Foulkes enjoyed fame and critical attention almost immediately upon dropping out of Los Angeles’ Chouinard Art Institute in 1959. But in the ensuing decades, he slipped into obscurity by refusing to duplicate his popular successes (particularly his rocky landscape paintings of the 1960s, and the “bloody head” portraits he turned to in the ’70s) or “play the game,” as he puts it, of flattery and glad-handing required for longevity in an increasingly corporatized art market.
That may sound like a self-serving self-assessment, but others echo it. Art In America corresponding editor Michael Duncan and gallery owner Doug Walla shake their heads at Foulkes’ continual, violent tinkering with paintings that Duncan liked and Walla felt he could have sold many times over. “The only way it’s finished is when they take it away from me,” Foulkes says ruefully, sounding something like his fellow fan-alienating tinkerer George Lucas. “It’s like your life: It’s never finished!”
Foulkes’ long-simmering anger over having not received his due doesn’t endear him to the art-world power brokers best positioned to help him, but it does make him an uncommonly forthcoming, unguarded interview.
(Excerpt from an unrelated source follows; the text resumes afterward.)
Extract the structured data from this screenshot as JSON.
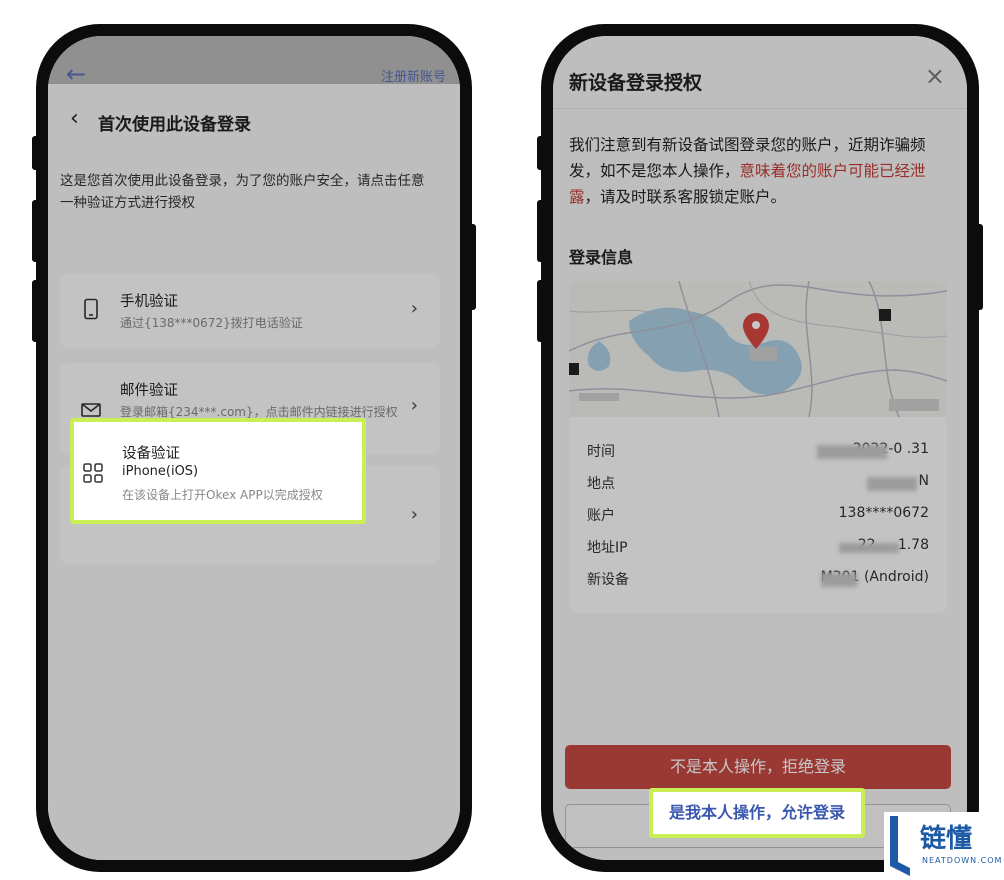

Andy Warhol was a hack, famous for a Campbell’s soup can “that took him half an hour to paint, that anyone could paint, because it’s nothing.” Walt Disney was a right-wing Republican and an anti-communist who named names, Foulkes says, explaining why Mickey Mouse appears in so many of his paintings (including “The Lost Frontier”) as a sinister presence. He volunteers that the buyer of his 1991 painting “Double Trouble” tried to return it after she learned the petrified fetus affixed to it was real. Foulkes refused to refund her money. “If she’s got a problem with real fetuses, that’s her problem,” he shrugs.
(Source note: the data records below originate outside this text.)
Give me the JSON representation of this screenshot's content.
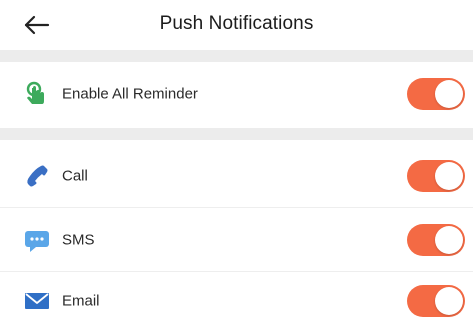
{
  "header": {
    "title": "Push Notifications",
    "back_icon": "arrow-left-icon"
  },
  "settings": [
    {
      "label": "Enable All Reminder",
      "icon": "touch-hand-icon",
      "enabled": true
    },
    {
      "label": "Call",
      "icon": "phone-icon",
      "enabled": true
    },
    {
      "label": "SMS",
      "icon": "message-bubble-icon",
      "enabled": true
    },
    {
      "label": "Email",
      "icon": "envelope-icon",
      "enabled": true
    }
  ],
  "colors": {
    "toggle_on": "#f46a44",
    "section_band": "#ececec"
  }
}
Indeed, Llyn Foulkes: One Man Band might be too bitter to sit through, if it wasn’t enlivened by a soundtrack of songs composed and performed by Foulkes himself on “The Machine,” a custom-built contraption the size of a small Toyota that combines horns, percussion instruments, xylophone parts, and heaven only knows what else. His songs are equal parts Tom Waits and Tom Lehrer in their childlike whimsy and darkness. In junior high in the 1940s, Foulkes idolized Spike Jones, the bandleader who specialized in satirical, sound effects-enhanced arrangements of popular hits. The influence is still audible in his work. Foulkes’ habit of introducing his own solos during musical performances with a spirited “Take it away, boys!” suggests he still knows his way around a joke, even if it’s been decades since he felt like making one.